Immortal and Martial Dual Cultivation Chapter 1864 (Raw 1876) - Hidden Sharpness Bahasa Indonesia - Indowebnovel

Immortal and Martial Dual Cultivation Chapter 1864 (Raw 1876) – Hidden Sharpness Bahasa Indonesia

Reader Settings

Size :
A-16A+
Daftar Isi

Bab 1864 (Raw 1876): Ketajaman Tersembunyi

Akibat sedikit keterlambatan, Xiao Chen tiba di aula utama Kediaman Marquis setelah sekitar tujuh menit.

Beberapa orang telah berkumpul di aula utama.

Selain anak-anak Marquis Naga Melayang, ada juga beberapa anggota keluarga besar. Bagaimanapun, mereka semua adalah bagian dari Klan Long.

Jelas bahwa Klan Long berkembang dan memiliki banyak anggota.

Ini normal. Lagipula, Marquis Naga Melayang dianugerahi gelar marquis dan memerintah suatu wilayah. Akan aneh jika klannya tidak berkembang.

Di luar aula utama, pengawal Raja Yu berpencar ke samping, berdiri bersama dengan para penjaga Kediaman Marquis.

Para penjaga ini semua menunjukkan ekspresi serius, tidak kurang waspada hanya karena mereka berada di Kediaman Marquis.

Di dalam aula utama, jamuan keluarga belum dimulai.

Karena Raja Yu adalah putra seorang adipati, ia memiliki garis keturunan klan kerajaan dan memegang posisi bangsawan.

Namun, Raja Yu bersikap santai dalam interaksinya dengan orang-orang, sopan kepada semua orang. Ia anggun dan berani, membangkitkan kekaguman.

Raja Yu saat ini sedang berbicara dengan seorang pemuda yang memiliki kemiripan dengan Lan Luo tetapi lebih tua. Pemuda ini seharusnya adalah kakak laki-laki Lan Luo.

Para murid Klan Long mengelilingi keduanya, mengobrol riang.

Namun, Raja Yu menjadi pusat perhatian. Sebagian besar orang memusatkan pandangan mereka padanya.

Hal ini terutama berlaku untuk banyak wanita di sana. Sebagian besar dari mereka memiliki kilauan di mata mereka, sama sekali tidak menyembunyikan kekaguman mereka.

“Tuan Muda Xiao, kami telah tiba,” kata pelayan yang memimpin jalan.
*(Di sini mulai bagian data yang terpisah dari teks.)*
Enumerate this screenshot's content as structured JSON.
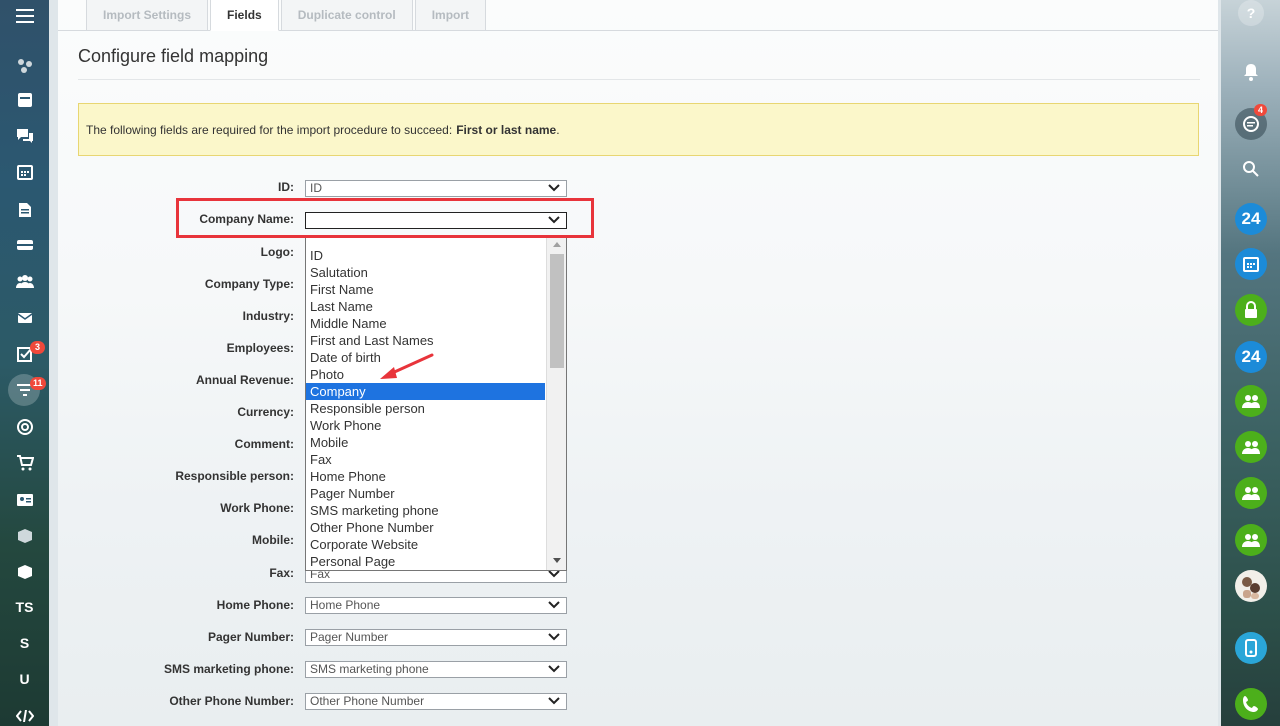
{
  "tabs": [
    {
      "label": "Import Settings",
      "active": false
    },
    {
      "label": "Fields",
      "active": true
    },
    {
      "label": "Duplicate control",
      "active": false
    },
    {
      "label": "Import",
      "active": false
    }
  ],
  "page_title": "Configure field mapping",
  "notice": {
    "text": "The following fields are required for the import procedure to succeed:",
    "bold": "First or last name",
    "end": "."
  },
  "fields": [
    {
      "label": "ID:",
      "value": "ID"
    },
    {
      "label": "Company Name:",
      "value": ""
    },
    {
      "label": "Logo:",
      "value": ""
    },
    {
      "label": "Company Type:",
      "value": ""
    },
    {
      "label": "Industry:",
      "value": ""
    },
    {
      "label": "Employees:",
      "value": ""
    },
    {
      "label": "Annual Revenue:",
      "value": ""
    },
    {
      "label": "Currency:",
      "value": ""
    },
    {
      "label": "Comment:",
      "value": ""
    },
    {
      "label": "Responsible person:",
      "value": ""
    },
    {
      "label": "Work Phone:",
      "value": ""
    },
    {
      "label": "Mobile:",
      "value": ""
    },
    {
      "label": "Fax:",
      "value": "Fax"
    },
    {
      "label": "Home Phone:",
      "value": "Home Phone"
    },
    {
      "label": "Pager Number:",
      "value": "Pager Number"
    },
    {
      "label": "SMS marketing phone:",
      "value": "SMS marketing phone"
    },
    {
      "label": "Other Phone Number:",
      "value": "Other Phone Number"
    }
  ],
  "dropdown": {
    "options": [
      "ID",
      "Salutation",
      "First Name",
      "Last Name",
      "Middle Name",
      "First and Last Names",
      "Date of birth",
      "Photo",
      "Company",
      "Responsible person",
      "Work Phone",
      "Mobile",
      "Fax",
      "Home Phone",
      "Pager Number",
      "SMS marketing phone",
      "Other Phone Number",
      "Corporate Website",
      "Personal Page"
    ],
    "selected": "Company"
  },
  "left_sidebar": {
    "text_items": [
      "TS",
      "S",
      "U"
    ],
    "badges": {
      "tasks": "3",
      "filter": "11"
    }
  },
  "right_sidebar": {
    "badge_chat": "4",
    "label_24": "24"
  },
  "colors": {
    "highlight": "#e8343b",
    "selected_option": "#1e73e0",
    "notice_bg": "#fbf7ca",
    "green": "#4caf1b",
    "blue": "#1c8bd8"
  }
}
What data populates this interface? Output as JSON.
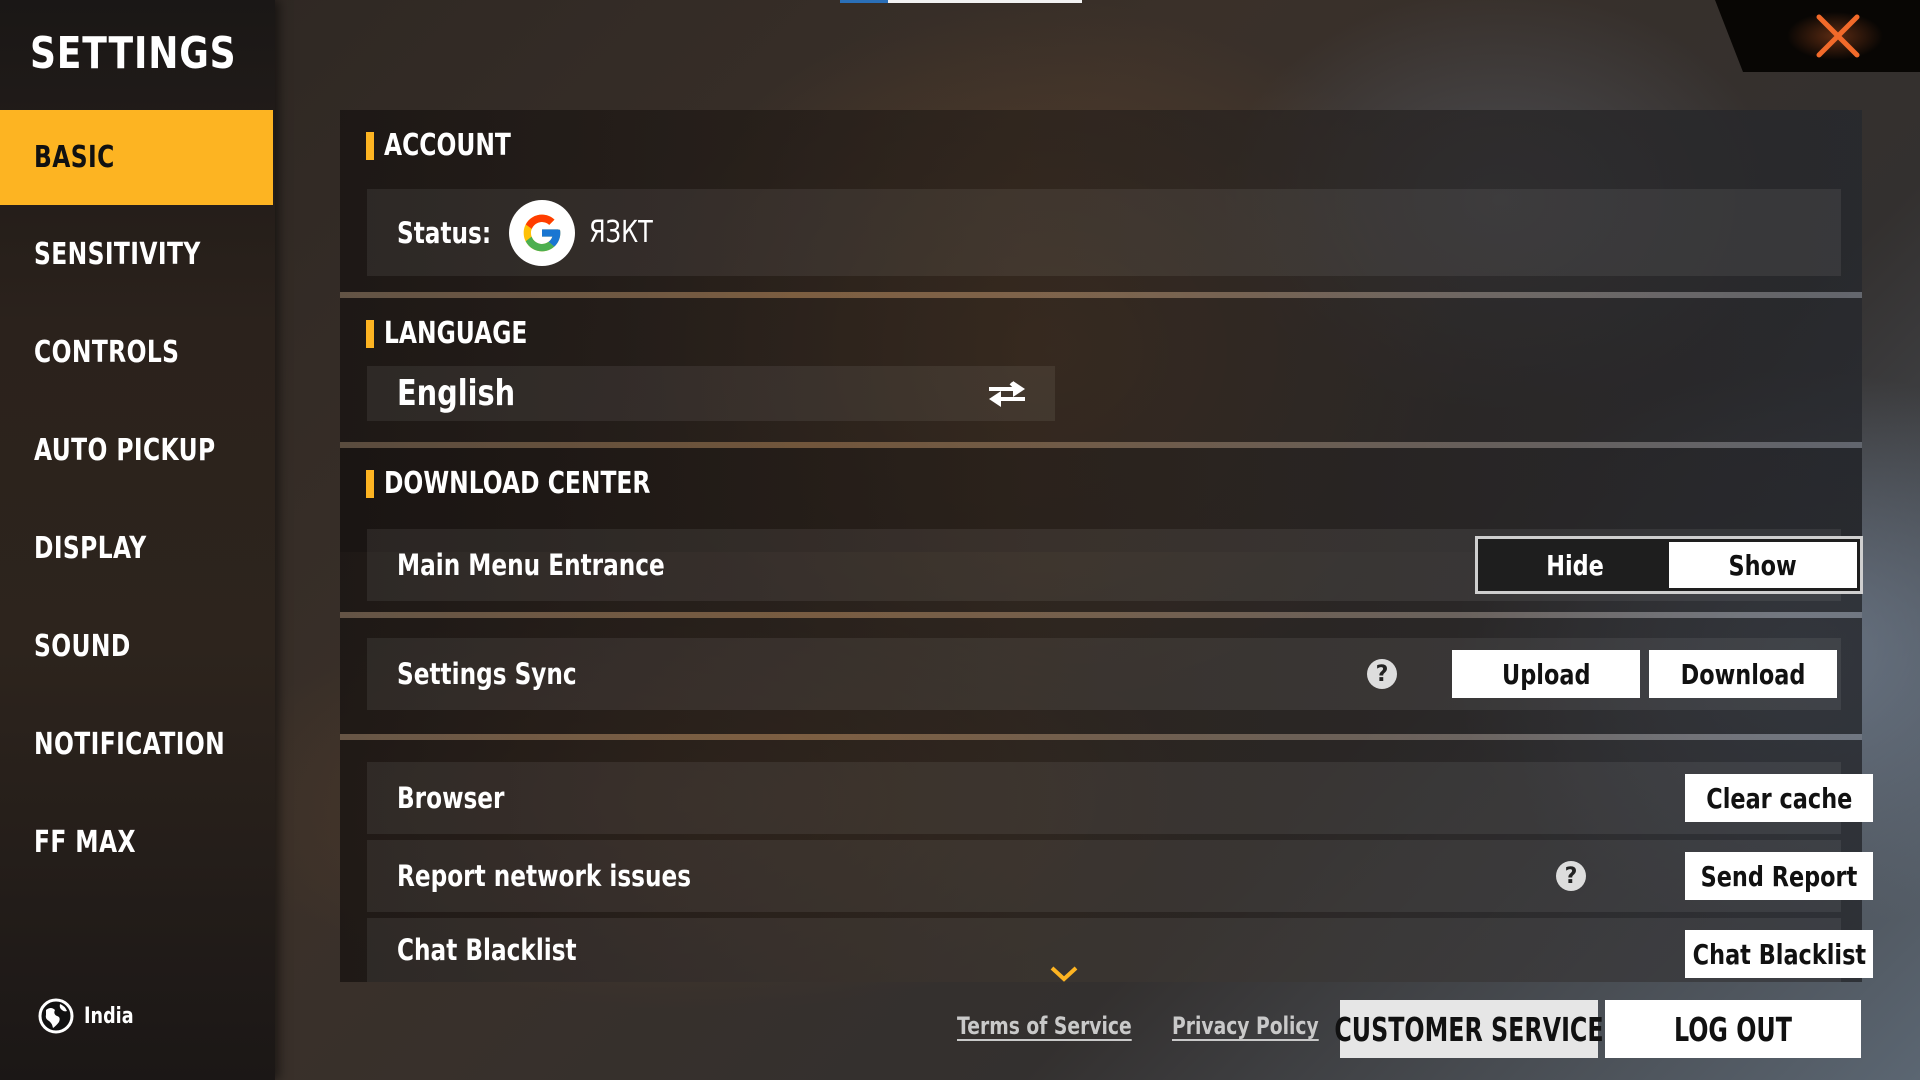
{
  "top_progress": {
    "value_percent": 20
  },
  "sidebar": {
    "title": "SETTINGS",
    "items": [
      {
        "label": "BASIC",
        "active": true
      },
      {
        "label": "SENSITIVITY",
        "active": false
      },
      {
        "label": "CONTROLS",
        "active": false
      },
      {
        "label": "AUTO PICKUP",
        "active": false
      },
      {
        "label": "DISPLAY",
        "active": false
      },
      {
        "label": "SOUND",
        "active": false
      },
      {
        "label": "NOTIFICATION",
        "active": false
      },
      {
        "label": "FF MAX",
        "active": false
      }
    ],
    "region": {
      "icon": "globe-icon",
      "label": "India"
    }
  },
  "close": {
    "icon": "close-icon",
    "color": "#f26a2a"
  },
  "account": {
    "title": "ACCOUNT",
    "status_label": "Status:",
    "provider_icon": "google-icon",
    "username": "ЯЗКТ"
  },
  "language": {
    "title": "LANGUAGE",
    "current": "English",
    "switch_icon": "swap-arrows-icon"
  },
  "download_center": {
    "title": "DOWNLOAD CENTER",
    "main_menu_entrance": {
      "label": "Main Menu Entrance",
      "options": [
        "Hide",
        "Show"
      ],
      "selected": "Show"
    }
  },
  "settings_sync": {
    "label": "Settings Sync",
    "help_icon": "?",
    "upload": "Upload",
    "download": "Download"
  },
  "misc": {
    "browser": {
      "label": "Browser",
      "button": "Clear cache"
    },
    "report": {
      "label": "Report network issues",
      "help_icon": "?",
      "button": "Send Report"
    },
    "blacklist": {
      "label": "Chat Blacklist",
      "button": "Chat Blacklist"
    }
  },
  "footer": {
    "terms": "Terms of Service",
    "privacy": "Privacy Policy",
    "customer_service": "CUSTOMER SERVICE",
    "logout": "LOG OUT"
  },
  "colors": {
    "accent": "#fdb422",
    "close": "#f26a2a",
    "button_bg": "#ffffff"
  }
}
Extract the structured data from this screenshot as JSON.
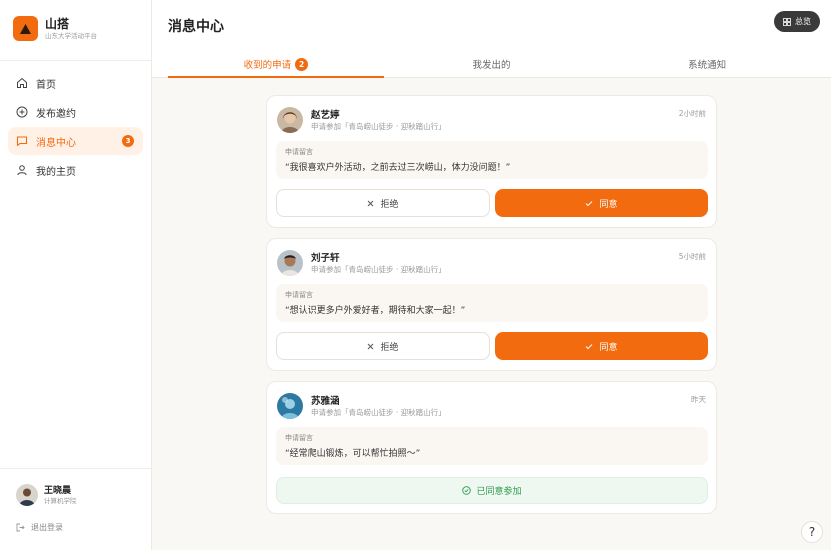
{
  "brand": {
    "name": "山搭",
    "subtitle": "山东大学活动平台"
  },
  "page": {
    "title": "消息中心"
  },
  "sidebar": {
    "items": [
      {
        "label": "首页"
      },
      {
        "label": "发布邀约"
      },
      {
        "label": "消息中心",
        "badge": "3"
      },
      {
        "label": "我的主页"
      }
    ],
    "user": {
      "name": "王晓晨",
      "dept": "计算机学院"
    },
    "logout": "退出登录"
  },
  "header": {
    "overview": "总览"
  },
  "tabs": [
    {
      "label": "收到的申请",
      "badge": "2"
    },
    {
      "label": "我发出的"
    },
    {
      "label": "系统通知"
    }
  ],
  "requests": [
    {
      "name": "赵艺婷",
      "activity": "申请参加「青岛崂山徒步 · 迎秋踏山行」",
      "time": "2小时前",
      "message_label": "申请留言",
      "message": "“我很喜欢户外活动，之前去过三次崂山，体力没问题！”",
      "reject": "拒绝",
      "accept": "同意"
    },
    {
      "name": "刘子轩",
      "activity": "申请参加「青岛崂山徒步 · 迎秋踏山行」",
      "time": "5小时前",
      "message_label": "申请留言",
      "message": "“想认识更多户外爱好者，期待和大家一起！”",
      "reject": "拒绝",
      "accept": "同意"
    },
    {
      "name": "苏雅涵",
      "activity": "申请参加「青岛崂山徒步 · 迎秋踏山行」",
      "time": "昨天",
      "message_label": "申请留言",
      "message": "“经常爬山锻炼，可以帮忙拍照～”",
      "status_label": "已同意参加"
    }
  ],
  "help": "?",
  "colors": {
    "brand": "#F26B0F",
    "bg": "#FAF8F5",
    "approved": "#2E9A50"
  }
}
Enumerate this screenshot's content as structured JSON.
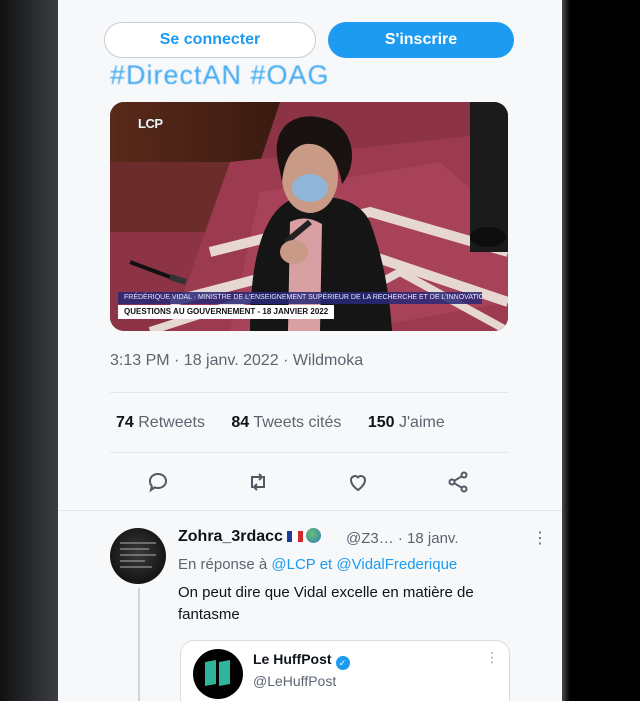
{
  "auth": {
    "login_label": "Se connecter",
    "signup_label": "S'inscrire"
  },
  "tweet": {
    "hashtags": "#DirectAN #QAG",
    "media": {
      "channel_logo": "LCP",
      "caption_top": "FRÉDÉRIQUE VIDAL · MINISTRE DE L'ENSEIGNEMENT SUPÉRIEUR DE LA RECHERCHE ET DE L'INNOVATION",
      "caption_bottom": "QUESTIONS AU GOUVERNEMENT - 18 JANVIER 2022"
    },
    "timestamp": "3:13 PM · 18 janv. 2022 · Wildmoka",
    "stats": {
      "retweets_count": "74",
      "retweets_label": "Retweets",
      "quotes_count": "84",
      "quotes_label": "Tweets cités",
      "likes_count": "150",
      "likes_label": "J'aime"
    },
    "actions": [
      "reply-icon",
      "retweet-icon",
      "like-icon",
      "share-icon"
    ]
  },
  "reply": {
    "name": "Zohra_3rdacc",
    "handle": "@Z3… · 18 janv.",
    "more": "⋮",
    "reply_prefix": "En réponse à",
    "mention_1": "@LCP",
    "conj": "et",
    "mention_2": "@VidalFrederique",
    "text": "On peut dire que Vidal excelle en matière de fantasme",
    "quote": {
      "name": "Le HuffPost",
      "handle": "@LeHuffPost",
      "more": "⋮"
    }
  },
  "colors": {
    "accent": "#1d9bf0",
    "text": "#0f1419",
    "muted": "#5b6570"
  }
}
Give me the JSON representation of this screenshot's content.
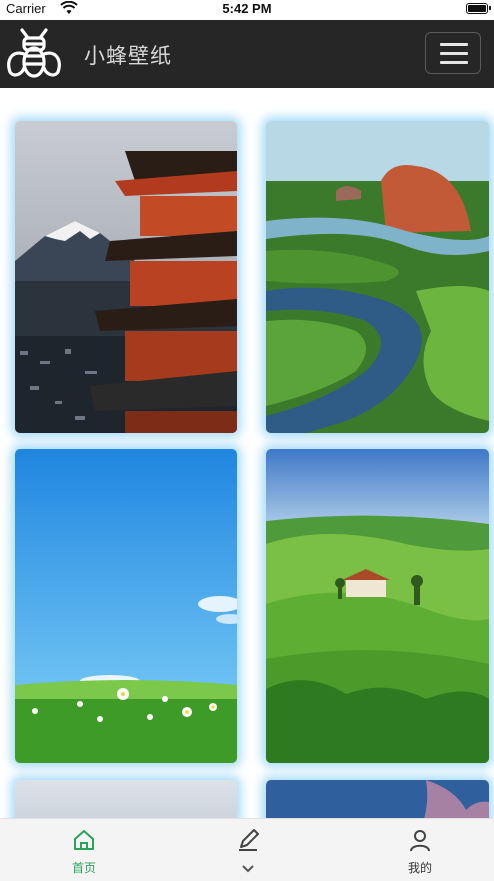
{
  "status_bar": {
    "carrier": "Carrier",
    "time": "5:42 PM"
  },
  "header": {
    "app_title": "小蜂壁纸",
    "logo_icon": "bee-logo-icon",
    "menu_icon": "hamburger-menu-icon"
  },
  "wallpapers": [
    {
      "name": "wallpaper-fuji-pagoda"
    },
    {
      "name": "wallpaper-river-delta"
    },
    {
      "name": "wallpaper-sky-meadow"
    },
    {
      "name": "wallpaper-green-hills"
    },
    {
      "name": "wallpaper-partial-5"
    },
    {
      "name": "wallpaper-partial-6"
    }
  ],
  "tab_bar": {
    "tabs": [
      {
        "label": "首页",
        "icon": "home-icon",
        "active": true
      },
      {
        "label": "",
        "icon": "pen-icon",
        "active": false
      },
      {
        "label": "我的",
        "icon": "user-icon",
        "active": false
      }
    ]
  },
  "colors": {
    "accent": "#2aa35a",
    "header_bg": "#262626",
    "card_glow": "#78c8f5"
  }
}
Kemudian, ia melakukan gerakan hormat yang imut.

Sebelum pelayan itu pergi, ia menatap Raja Yu dengan malu-malu.

Biksu kecil itu bersandar di bahu Xiao Chen, melihat sekeliling dengan rasa ingin tahu dan tampak sangat imut.

Seorang dewasa dan seorang bayi berjalan ke aula utama.

Keduanya segera menarik perhatian banyak orang. Beberapa orang menunjukkan ekspresi penasaran di wajah mereka.

Ini adalah jamuan keluarga Klan Long. Mengapa ada orang luar selain Raja Yu?

“Anda siapa?”

tanya pemuda yang sedang berbicara dengan Raja Yu dari kejauhan, tanpa berdiri.

[Catatan Penerjemah: Secara budaya, ini adalah tindakan yang sangat tidak sopan. Cara yang sopan adalah dengan berdiri, berjalan mendekat, dan saling menyapa terlebih dahulu. Ini seperti seseorang yang tetap duduk sambil berjabat tangan dengan seseorang yang berdiri, mungkin lebih buruk, karena bahkan tidak ada sapaan.]

“Whoosh!”

Seketika, banyak tatapan tertuju pada Xiao Chen. Aula yang tadinya ramai menjadi sunyi.

“Kakak Pertama, dia adalah Xiao Chen. Dialah orang yang kuceritakan padamu. Ayah mengundangnya secara khusus.”

Sebelum Xiao Chen menjawab, Lan Luo berdiri dan membawanya sambil memperkenalkannya.

“Kau! Kau benar-benar berani masuk ke Kediaman Marquis?! Pengawal Klan Long! Tangkap dia!”

Sosok yang familiar muncul di antara murid-murid Klan Long. Orang ini berteriak sambil menunjuk Xiao Chen, tanpa menyembunyikan niat membunuhnya di wajahnya.

Long Bo?

Xiao Chen berpikir sejenak dan mengingat orang ini. Ini adalah viscount yang mengirim orang untuk membunuhnya di Alam Naga Agung.

Orang ini tampaknya adalah saudara ketujuh Lan Luo. Xiao Chen ingat bahwa dia telah memberikan pukulan mematikan padanya.

Namun, Xiao Chen tidak merasa aneh. Saat itu, dia pergi terburu-buru dan tidak menghabisinya.

Dengan semua ahli di Kediaman Penguasa Gugusan, tidak aneh jika mereka berhasil menyelamatkan Long Bo.

“Whoosh! Whoosh! Whoosh!” Sekelompok penjaga muncul dari luar dan mengepung Xiao Chen tanpa berkata apa-apa.

Namun, para penjaga ini tidak menyerang. Mereka hanya menatap pemuda di samping Raja Yu.

Jelas, saudara pertama Lan Luo memiliki otoritas lebih besar di sini.

“Kau boleh mundur. Tidak ada apa-apa.”

Kakak pertama Lan Luo melambaikan tangannya dan membubarkan para penjaga. Kemudian, dia berkata dengan acuh tak acuh, “Adik Ketujuh, Tuan Muda Xiao adalah tamu kehormatan yang diundang khusus oleh Ayah. Perhatikan perilakumu. Kalau tidak, aku tidak keberatan mengusirmu.”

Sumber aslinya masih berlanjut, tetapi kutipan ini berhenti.